Dr. Ashley D. Farmer is a historian of black women’s history, intellectual history, and radical politics. She is currently an Assistant Professor in the Departments of History and African and African Diaspora Studies at the University of Texas at Austin. Her book, Remaking Black Power: How Black Women Transformed an Era (UNC Press, 2017), is the first comprehensive study of black women’s intellectual production and activism in the Black Power era. She is also the co-editor of New Perspectives on the Black Intellectual Tradition (NUP Press, 2018). Dr. Farmer’s scholarship has appeared in numerous venues including The Black Scholar and The Journal of African American History. Her research has also been featured in several popular outlets including Vibe, NPR, CSPAN, and The Chronicle Review. She is also a leader of the African American Intellectual History Society (AAIHS) and a regular blogger for Black Perspectives. Dr. Farmer earned her BA from Spelman College, an MA in History and a PhD in African American Studies from Harvard University
Dr. Dara Walker is a postdoctoral fellow in the Richards Civil War Era Center at The Pennsylvania State University. She holds a PhD in History from Rutgers University. Her research and teaching expertise include African American history, urban history, 20th century U.S. history, and the history of childhood and youth. She received her B.S. in African American Studies from Eastern Michigan University in 2009 as Ronald E. McNair Scholar and a M.A. in Pan-African Studies from Syracuse University in 2011. Dr. Walker is currently writing her book manuscript which examines the role of the high school organizing tradition in the development of black radical politics of the Black Power era in Detroit. In addition to her research, teaching, and mentoring, Dr. Walker is a regular contributor to Black Perspectives, the blog site for the African American Intellectual History Society (AAIHS).
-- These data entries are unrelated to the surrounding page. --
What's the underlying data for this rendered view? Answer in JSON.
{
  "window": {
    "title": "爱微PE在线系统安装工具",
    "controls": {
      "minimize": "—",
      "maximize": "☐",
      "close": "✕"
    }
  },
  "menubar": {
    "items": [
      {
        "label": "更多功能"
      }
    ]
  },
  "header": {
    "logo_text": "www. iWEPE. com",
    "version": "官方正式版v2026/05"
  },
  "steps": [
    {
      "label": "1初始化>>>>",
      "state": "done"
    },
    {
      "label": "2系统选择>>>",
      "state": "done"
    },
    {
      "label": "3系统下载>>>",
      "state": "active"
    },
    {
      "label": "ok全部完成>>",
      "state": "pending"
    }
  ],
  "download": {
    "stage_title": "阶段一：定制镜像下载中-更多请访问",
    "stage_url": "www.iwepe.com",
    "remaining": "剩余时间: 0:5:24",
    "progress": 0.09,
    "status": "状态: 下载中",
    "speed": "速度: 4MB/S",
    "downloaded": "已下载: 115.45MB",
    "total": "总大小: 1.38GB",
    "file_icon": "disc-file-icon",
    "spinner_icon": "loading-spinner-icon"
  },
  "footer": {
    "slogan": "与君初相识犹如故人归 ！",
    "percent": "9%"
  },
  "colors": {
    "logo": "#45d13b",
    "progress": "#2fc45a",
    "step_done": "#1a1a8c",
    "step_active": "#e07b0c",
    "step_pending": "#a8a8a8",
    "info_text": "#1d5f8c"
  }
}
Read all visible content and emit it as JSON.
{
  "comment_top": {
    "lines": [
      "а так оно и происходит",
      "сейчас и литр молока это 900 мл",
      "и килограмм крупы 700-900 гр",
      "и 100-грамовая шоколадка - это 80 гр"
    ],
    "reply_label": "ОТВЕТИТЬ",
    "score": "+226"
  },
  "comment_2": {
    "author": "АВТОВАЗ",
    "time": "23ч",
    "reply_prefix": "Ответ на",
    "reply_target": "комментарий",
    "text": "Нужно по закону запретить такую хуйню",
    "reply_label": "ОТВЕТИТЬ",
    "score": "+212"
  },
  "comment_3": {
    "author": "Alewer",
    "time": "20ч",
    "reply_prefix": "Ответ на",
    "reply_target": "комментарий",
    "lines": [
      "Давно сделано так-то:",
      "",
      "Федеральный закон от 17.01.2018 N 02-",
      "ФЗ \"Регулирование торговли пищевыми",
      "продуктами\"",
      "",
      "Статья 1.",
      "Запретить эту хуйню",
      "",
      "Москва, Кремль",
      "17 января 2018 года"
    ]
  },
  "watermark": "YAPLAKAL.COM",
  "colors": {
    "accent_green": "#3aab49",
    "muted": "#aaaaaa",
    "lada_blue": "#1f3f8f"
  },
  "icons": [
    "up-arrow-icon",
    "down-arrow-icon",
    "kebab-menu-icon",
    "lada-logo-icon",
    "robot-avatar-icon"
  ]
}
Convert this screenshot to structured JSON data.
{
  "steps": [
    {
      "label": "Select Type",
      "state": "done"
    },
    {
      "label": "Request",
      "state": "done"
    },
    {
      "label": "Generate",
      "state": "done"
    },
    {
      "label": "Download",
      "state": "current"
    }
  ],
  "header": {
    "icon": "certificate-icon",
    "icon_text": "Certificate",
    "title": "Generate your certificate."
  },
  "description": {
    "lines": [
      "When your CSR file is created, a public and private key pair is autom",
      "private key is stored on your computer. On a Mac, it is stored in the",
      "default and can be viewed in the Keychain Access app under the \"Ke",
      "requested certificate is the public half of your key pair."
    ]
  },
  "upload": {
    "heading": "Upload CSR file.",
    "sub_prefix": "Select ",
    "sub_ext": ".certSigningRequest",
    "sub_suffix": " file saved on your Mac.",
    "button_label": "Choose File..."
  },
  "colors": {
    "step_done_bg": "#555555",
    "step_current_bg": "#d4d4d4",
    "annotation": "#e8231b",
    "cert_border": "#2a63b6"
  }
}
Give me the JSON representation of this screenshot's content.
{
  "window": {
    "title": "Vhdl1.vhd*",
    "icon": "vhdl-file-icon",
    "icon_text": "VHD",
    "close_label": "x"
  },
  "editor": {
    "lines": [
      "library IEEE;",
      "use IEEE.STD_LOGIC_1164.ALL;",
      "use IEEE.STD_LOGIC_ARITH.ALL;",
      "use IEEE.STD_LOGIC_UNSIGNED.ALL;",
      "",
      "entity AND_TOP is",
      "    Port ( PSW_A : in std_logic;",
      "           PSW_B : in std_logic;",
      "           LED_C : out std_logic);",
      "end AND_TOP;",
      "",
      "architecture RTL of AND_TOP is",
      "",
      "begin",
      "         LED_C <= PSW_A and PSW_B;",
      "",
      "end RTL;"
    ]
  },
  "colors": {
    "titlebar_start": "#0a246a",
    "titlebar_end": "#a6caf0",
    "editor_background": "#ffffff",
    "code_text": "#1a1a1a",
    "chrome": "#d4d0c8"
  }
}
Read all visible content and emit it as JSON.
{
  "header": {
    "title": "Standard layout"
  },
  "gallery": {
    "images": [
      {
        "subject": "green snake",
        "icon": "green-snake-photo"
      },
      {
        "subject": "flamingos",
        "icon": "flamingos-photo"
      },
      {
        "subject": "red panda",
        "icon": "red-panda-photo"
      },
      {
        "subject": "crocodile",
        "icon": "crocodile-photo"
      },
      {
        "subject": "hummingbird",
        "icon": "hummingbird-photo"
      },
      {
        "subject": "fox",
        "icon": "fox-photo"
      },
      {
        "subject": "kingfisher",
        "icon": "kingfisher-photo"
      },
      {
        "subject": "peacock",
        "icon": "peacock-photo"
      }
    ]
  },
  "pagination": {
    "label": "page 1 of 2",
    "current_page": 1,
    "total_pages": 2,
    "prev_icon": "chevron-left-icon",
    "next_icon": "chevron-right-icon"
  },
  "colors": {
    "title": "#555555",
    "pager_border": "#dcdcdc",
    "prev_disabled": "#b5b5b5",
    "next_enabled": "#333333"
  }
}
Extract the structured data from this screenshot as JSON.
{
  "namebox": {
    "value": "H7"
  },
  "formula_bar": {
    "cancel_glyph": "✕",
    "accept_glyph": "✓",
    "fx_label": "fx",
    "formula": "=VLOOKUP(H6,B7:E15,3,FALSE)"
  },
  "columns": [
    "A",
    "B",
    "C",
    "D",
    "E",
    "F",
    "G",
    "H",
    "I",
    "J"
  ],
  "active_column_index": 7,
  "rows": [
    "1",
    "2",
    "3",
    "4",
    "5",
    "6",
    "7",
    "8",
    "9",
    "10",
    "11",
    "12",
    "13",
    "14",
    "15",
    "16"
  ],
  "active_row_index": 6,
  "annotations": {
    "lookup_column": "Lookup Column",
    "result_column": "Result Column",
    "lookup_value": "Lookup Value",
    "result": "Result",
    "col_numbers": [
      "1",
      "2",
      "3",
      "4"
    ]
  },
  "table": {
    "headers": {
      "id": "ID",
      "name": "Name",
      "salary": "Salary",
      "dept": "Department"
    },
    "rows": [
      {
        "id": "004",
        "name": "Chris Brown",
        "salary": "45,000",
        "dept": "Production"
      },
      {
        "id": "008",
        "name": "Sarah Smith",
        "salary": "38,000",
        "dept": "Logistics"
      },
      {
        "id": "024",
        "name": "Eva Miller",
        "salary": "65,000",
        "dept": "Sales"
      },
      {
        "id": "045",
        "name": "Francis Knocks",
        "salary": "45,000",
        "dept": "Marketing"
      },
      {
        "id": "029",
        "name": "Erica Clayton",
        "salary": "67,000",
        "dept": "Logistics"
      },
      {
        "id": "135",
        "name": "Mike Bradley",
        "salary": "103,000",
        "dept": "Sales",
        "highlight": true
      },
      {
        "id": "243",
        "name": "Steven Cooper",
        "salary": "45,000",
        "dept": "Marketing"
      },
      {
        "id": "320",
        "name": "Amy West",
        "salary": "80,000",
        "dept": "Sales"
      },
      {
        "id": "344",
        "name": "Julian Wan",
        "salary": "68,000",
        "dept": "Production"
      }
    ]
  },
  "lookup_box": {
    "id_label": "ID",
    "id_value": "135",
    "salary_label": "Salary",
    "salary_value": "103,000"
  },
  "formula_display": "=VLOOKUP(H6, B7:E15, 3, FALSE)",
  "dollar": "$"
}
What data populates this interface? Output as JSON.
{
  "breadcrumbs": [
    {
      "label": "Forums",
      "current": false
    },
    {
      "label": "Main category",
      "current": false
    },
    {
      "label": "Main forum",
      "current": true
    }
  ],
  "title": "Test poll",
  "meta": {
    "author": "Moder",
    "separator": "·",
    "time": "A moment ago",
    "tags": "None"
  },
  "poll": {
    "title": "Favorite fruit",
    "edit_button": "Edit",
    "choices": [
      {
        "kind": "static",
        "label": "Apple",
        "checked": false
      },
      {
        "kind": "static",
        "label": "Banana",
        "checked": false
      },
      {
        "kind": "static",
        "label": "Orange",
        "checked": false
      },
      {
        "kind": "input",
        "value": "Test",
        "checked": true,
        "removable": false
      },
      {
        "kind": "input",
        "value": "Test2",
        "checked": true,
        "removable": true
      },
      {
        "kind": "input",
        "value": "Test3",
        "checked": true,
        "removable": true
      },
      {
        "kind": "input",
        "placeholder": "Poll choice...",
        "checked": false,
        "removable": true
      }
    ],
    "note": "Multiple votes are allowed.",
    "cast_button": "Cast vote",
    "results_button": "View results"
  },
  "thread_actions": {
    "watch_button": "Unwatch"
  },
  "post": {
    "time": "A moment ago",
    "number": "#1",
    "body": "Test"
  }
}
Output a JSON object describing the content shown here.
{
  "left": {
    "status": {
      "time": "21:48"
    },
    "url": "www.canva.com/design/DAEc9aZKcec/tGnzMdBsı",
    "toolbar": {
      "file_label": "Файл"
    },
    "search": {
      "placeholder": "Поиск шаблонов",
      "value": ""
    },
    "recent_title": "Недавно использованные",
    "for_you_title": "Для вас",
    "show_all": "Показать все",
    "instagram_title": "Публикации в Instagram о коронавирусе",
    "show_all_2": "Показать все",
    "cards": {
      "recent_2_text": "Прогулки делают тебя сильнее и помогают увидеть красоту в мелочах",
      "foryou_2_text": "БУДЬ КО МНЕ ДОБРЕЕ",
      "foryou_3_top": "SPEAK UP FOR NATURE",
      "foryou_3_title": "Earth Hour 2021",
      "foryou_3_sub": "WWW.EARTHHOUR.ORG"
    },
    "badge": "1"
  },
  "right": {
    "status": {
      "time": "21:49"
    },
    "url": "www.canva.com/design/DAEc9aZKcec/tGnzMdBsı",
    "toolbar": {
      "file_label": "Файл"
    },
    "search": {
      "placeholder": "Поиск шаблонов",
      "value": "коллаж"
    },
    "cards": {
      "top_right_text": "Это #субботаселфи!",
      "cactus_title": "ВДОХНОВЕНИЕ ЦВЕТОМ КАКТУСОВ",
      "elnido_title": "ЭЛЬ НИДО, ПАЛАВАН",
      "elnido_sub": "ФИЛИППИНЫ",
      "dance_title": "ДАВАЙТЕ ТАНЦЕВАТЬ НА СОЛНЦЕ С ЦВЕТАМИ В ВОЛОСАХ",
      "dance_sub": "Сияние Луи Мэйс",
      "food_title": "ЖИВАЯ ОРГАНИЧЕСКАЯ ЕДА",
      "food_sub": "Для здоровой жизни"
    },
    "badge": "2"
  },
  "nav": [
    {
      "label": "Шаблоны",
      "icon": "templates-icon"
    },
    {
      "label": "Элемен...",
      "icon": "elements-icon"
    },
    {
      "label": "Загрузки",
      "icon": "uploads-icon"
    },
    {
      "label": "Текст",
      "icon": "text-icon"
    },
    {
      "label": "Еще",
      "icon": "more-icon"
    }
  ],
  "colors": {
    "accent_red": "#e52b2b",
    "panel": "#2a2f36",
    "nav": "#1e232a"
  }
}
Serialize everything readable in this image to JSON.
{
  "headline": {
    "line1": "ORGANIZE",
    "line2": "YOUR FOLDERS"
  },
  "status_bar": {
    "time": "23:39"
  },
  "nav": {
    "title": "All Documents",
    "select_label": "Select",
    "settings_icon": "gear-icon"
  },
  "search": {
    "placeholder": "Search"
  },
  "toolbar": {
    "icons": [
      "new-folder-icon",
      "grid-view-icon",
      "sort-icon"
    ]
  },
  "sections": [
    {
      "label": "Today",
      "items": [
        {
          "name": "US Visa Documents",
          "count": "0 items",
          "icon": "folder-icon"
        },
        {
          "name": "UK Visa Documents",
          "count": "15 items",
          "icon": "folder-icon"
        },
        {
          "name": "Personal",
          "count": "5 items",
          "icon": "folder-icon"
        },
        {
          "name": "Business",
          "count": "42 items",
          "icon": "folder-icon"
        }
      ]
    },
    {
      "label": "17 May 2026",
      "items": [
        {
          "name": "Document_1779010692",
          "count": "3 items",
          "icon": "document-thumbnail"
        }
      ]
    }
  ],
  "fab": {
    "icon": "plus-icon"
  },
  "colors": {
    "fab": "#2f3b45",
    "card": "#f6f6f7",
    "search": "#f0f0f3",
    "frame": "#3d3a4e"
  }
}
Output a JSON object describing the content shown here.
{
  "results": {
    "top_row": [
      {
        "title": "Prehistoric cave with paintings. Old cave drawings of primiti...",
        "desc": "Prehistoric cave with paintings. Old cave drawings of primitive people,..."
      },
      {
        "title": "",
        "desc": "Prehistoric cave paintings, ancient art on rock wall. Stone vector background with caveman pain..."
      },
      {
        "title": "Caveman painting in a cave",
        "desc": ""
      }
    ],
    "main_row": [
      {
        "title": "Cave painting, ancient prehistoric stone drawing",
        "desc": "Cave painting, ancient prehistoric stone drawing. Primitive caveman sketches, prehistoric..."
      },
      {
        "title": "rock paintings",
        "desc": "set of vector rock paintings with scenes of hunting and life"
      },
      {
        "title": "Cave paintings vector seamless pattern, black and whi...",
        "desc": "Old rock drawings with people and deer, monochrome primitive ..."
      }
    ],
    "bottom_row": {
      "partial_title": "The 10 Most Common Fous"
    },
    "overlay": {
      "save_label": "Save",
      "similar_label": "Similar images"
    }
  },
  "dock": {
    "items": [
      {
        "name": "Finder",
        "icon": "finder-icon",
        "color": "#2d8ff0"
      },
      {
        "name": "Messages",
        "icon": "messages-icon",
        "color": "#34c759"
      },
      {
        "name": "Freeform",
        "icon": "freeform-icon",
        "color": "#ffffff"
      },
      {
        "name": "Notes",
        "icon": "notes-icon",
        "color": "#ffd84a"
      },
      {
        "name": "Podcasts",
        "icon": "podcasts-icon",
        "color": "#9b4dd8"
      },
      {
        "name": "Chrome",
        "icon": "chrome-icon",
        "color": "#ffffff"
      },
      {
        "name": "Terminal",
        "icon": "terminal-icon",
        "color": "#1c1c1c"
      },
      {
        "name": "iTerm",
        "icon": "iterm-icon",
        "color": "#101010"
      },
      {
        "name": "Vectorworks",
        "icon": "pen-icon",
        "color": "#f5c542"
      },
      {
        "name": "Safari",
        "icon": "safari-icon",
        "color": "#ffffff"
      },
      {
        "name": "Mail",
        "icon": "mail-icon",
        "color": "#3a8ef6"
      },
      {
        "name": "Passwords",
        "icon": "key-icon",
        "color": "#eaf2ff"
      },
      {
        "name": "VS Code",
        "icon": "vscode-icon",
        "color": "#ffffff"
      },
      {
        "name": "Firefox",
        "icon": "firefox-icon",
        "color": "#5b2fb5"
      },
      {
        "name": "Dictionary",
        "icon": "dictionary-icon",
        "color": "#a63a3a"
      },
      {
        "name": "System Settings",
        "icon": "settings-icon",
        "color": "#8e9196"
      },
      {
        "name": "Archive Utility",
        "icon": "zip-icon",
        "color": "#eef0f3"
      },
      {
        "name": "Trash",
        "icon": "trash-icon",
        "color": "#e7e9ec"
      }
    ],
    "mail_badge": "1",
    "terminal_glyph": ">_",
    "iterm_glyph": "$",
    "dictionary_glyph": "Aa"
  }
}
Dr. Russell Rickford is an associate professor of history at Cornell University. He specializes in African-American political culture after World War Two, the Black Radical Tradition, and transnational social movements. His current book, We Are an African People: Independent Education, Black Power, and the Radical Imagination, received the Liberty Legacy Award from the Organization of American Historians. He is currently working on a book about Guyana and African American radical politics in the 1970s. Rickford’s scholarly articles have appeared in Journal of American History, Journal of African American History, Souls, New Labor Review, and other publications. His popular writing has appeared in publications such as In These Times and Counterpunch. He also writes about racial and social justice for the African American Intellectual History Society’s Black Perspectives blog and other sites. Rickford holds a bachelor’s from Howard University and a doctorate from Columbia University. A native of Guyana, he lives in Ithaca, New York.
Dr. Quito Swan is a Professor of African Diaspora History at Howard University. The author of Black Power in Bermuda (Palgrave Macmillan, 2010), his scholarship is focused on twentieth century Black internationalism. His forthcoming book, Pauulu’s Diaspora (University Press of Florida, 2020), explores the global relationships between Black Power and environmental justice. His developing book project is titled Pacifica Black: Black Internationalism and Oceania (New York University Press, Black Power Series, eds. Ashley Farmer and Ibram X. Kendi). Swan’s research has received national fellowships from Harvard University’s Radcliffe Institute, the American Council of Learned Societies, the National Endowment for the Humanities, and UT-Austin’s Harry Ransom Center. He is currently a fellow at the Woodrow Wilson International Center for Scholars, where he is completing a book project on environmental justice and social movements in contemporary Oceania. Along with Keisha Blain, he is the co-editor of the University of Illinois’s Black Internationalism book series.